Okay, sure, you’re saying. That’s the proto-evangelion, the first prediction of a savior to redeem what the man and woman have broken. That’s the ultimate offspring, but “enmity” also refers to Christ’s people and Satan’s people, or the redeemed and the unredeemed, or the saved and the lost, or however you want to put it. Though a bit cryptic, it fits with the rest of the story. In fact, it strikes the first note of a prevailing theme, immediately after the conflict develops. That’s one mark of superlative storytelling, incidentally—and what’s so odd about it?

Just the first four words: I will put enmity. God is creating that conflict himself, slapping it right down in the middle of human history.  We’re accustomed to thinking that Adam and Eve created the conflict through their disobedience, and in a sense that’s true. But God didn’t have to punish it. That is, he could have let it all go and Creation would have collapsed on itself, and good riddance. Failed experiment, or something.

Instead, “enmity” is introduced. Some versions translate the word as “hostility,” which is easier to say and perhaps more relatable, as we’ve all experienced hostile relationships. But enmity suggests something deeper—more than angry feelings or continual thwarted purposes. It’s an abiding repulsion between two parties, like reversed magnets. Some versions translate the word as “hatred,” and that’s closer to the sense, I think. God ensures that there will always be enmity in this world between offspring—not just Satan and Messiah, but those who are eternally lost and eternally found.

But, since we don’t know who those people are, and don’t even realize the enmity exists until our eyes are opened to see it, we can’t recognize it in this life. Except in one place—ourselves. We are born at enmity with God, but also with the offspring of Satan, in our own conscience. Is anyone totally lacking in morality? Is anyone perfectly content with who he is, or how she looks to others?

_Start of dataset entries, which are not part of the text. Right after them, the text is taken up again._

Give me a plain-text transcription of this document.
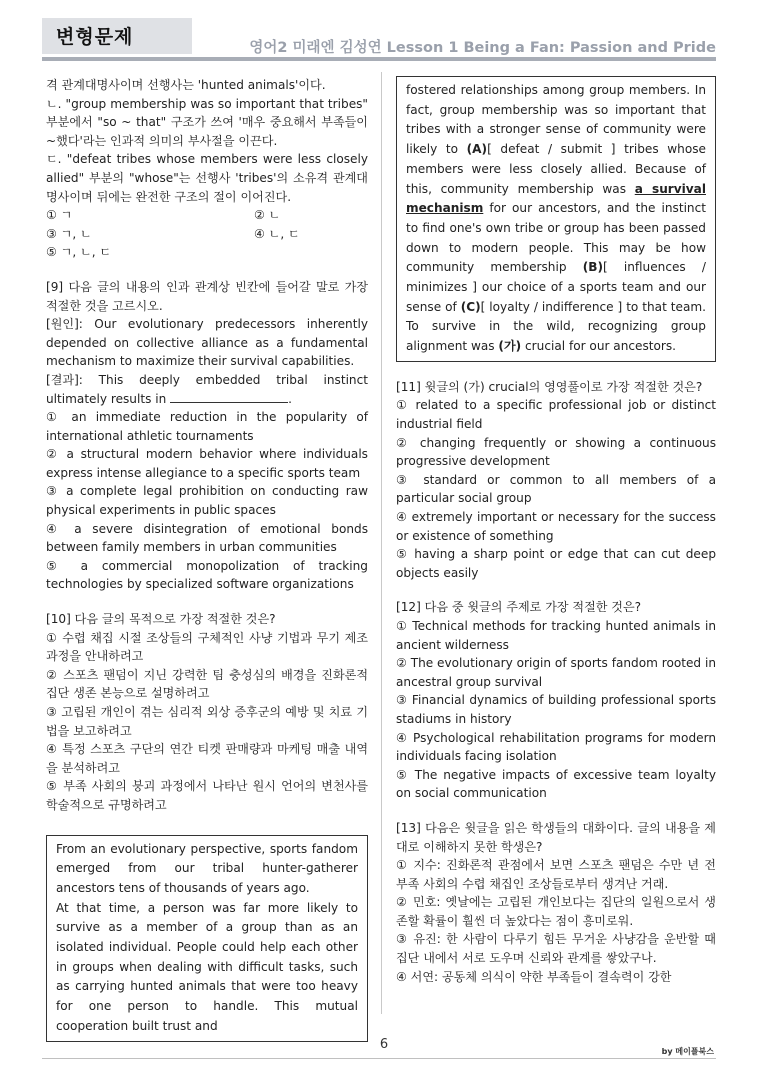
변형문제	영어2 미래엔 김성연 Lesson 1 Being a Fan: Passion and Pride
격 관계대명사이며 선행사는 'hunted animals'이다.
ㄴ. "group membership was so important that tribes" 부분에서 "so ~ that" 구조가 쓰여 '매우 중요해서 부족들이 ~했다'라는 인과적 의미의 부사절을 이끈다.
ㄷ. "defeat tribes whose members were less closely allied" 부분의 "whose"는 선행사 'tribes'의 소유격 관계대명사이며 뒤에는 완전한 구조의 절이 이어진다.
① ㄱ	② ㄴ
③ ㄱ, ㄴ	④ ㄴ, ㄷ
⑤ ㄱ, ㄴ, ㄷ
[9] 다음 글의 내용의 인과 관계상 빈칸에 들어갈 말로 가장 적절한 것을 고르시오.
[원인]: Our evolutionary predecessors inherently depended on collective alliance as a fundamental mechanism to maximize their survival capabilities.
[결과]: This deeply embedded tribal instinct ultimately results in	.
① an immediate reduction in the popularity of international athletic tournaments
② a structural modern behavior where individuals express intense allegiance to a specific sports team
③ a complete legal prohibition on conducting raw physical experiments in public spaces
④ a severe disintegration of emotional bonds between family members in urban communities
⑤ a commercial monopolization of tracking technologies by specialized software organizations
[10] 다음 글의 목적으로 가장 적절한 것은?
① 수렵 채집 시절 조상들의 구체적인 사냥 기법과 무기 제조 과정을 안내하려고
② 스포츠 팬덤이 지닌 강력한 팀 충성심의 배경을 진화론적 집단 생존 본능으로 설명하려고
③ 고립된 개인이 겪는 심리적 외상 증후군의 예방 및 치료 기법을 보고하려고
④ 특정 스포츠 구단의 연간 티켓 판매량과 마케팅 매출 내역을 분석하려고
⑤ 부족 사회의 붕괴 과정에서 나타난 원시 언어의 변천사를 학술적으로 규명하려고
From an evolutionary perspective, sports fandom emerged from our tribal hunter-gatherer ancestors tens of thousands of years ago.
At that time, a person was far more likely to survive as a member of a group than as an isolated individual. People could help each other in groups when dealing with difficult tasks, such as carrying hunted animals that were too heavy for one person to handle. This mutual cooperation built trust and
fostered relationships among group members. In fact, group membership was so important that tribes with a stronger sense of community were likely to (A)[ defeat / submit ] tribes whose members were less closely allied. Because of this, community membership was a survival mechanism for our ancestors, and the instinct to find one's own tribe or group has been passed down to modern people. This may be how community membership (B)[ influences / minimizes ] our choice of a sports team and our sense of (C)[ loyalty / indifference ] to that team. To survive in the wild, recognizing group alignment was (가) crucial for our ancestors.
[11] 윗글의 (가) crucial의 영영풀이로 가장 적절한 것은?
① related to a specific professional job or distinct industrial field
② changing frequently or showing a continuous progressive development
③ standard or common to all members of a particular social group
④ extremely important or necessary for the success or existence of something
⑤ having a sharp point or edge that can cut deep objects easily
[12] 다음 중 윗글의 주제로 가장 적절한 것은?
① Technical methods for tracking hunted animals in ancient wilderness
② The evolutionary origin of sports fandom rooted in ancestral group survival
③ Financial dynamics of building professional sports stadiums in history
④ Psychological rehabilitation programs for modern individuals facing isolation
⑤ The negative impacts of excessive team loyalty on social communication
[13] 다음은 윗글을 읽은 학생들의 대화이다. 글의 내용을 제대로 이해하지 못한 학생은?
① 지수: 진화론적 관점에서 보면 스포츠 팬덤은 수만 년 전 부족 사회의 수렵 채집인 조상들로부터 생겨난 거래.
② 민호: 옛날에는 고립된 개인보다는 집단의 일원으로서 생존할 확률이 훨씬 더 높았다는 점이 흥미로워.
③ 유진: 한 사람이 다루기 힘든 무거운 사냥감을 운반할 때 집단 내에서 서로 도우며 신뢰와 관계를 쌓았구나.
④ 서연: 공동체 의식이 약한 부족들이 결속력이 강한
6	by 메이플북스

Is any soul totally integrated with its own interior compass?

Some people are more anxiety-ridden than others but, in the words of the Paul Simon song, “I don’t have a friend who feels at ease.” We’re all born with a sense that something is wrong and, if we dare to admit it, Maybe it’s us. “Is it just me, or does it seem warm in here?” “Is it just me, or was something a little off about that statement?” “Is it just me . . . or is something really wrong here?”

I will put enmity . . . deep in the heart. And that’s a very good thing.

Because, if he hadn’t, we would have all made friends with the devil.

We’ve heard of people—even know one, possibly—who seem stone-cold evil. Though it’s presumptuous to judge anyone as beyond reach, we know those exist whom God has “given over” to their worse instincts. For them, there’s no struggle, no “enmity.” They’ve made their peace with the devil.

For the rest of us, the conflict will go on until it’s finally resolved. My internal “enmity” keeps me on alert and keeps me from self-reliance. One day, the magnets will switch poles and cling without equivocation, either to life or to death. For the one, pure love. For the other, pure hatred. But no more enmity. Until that day, though, I embrace what he has put in place.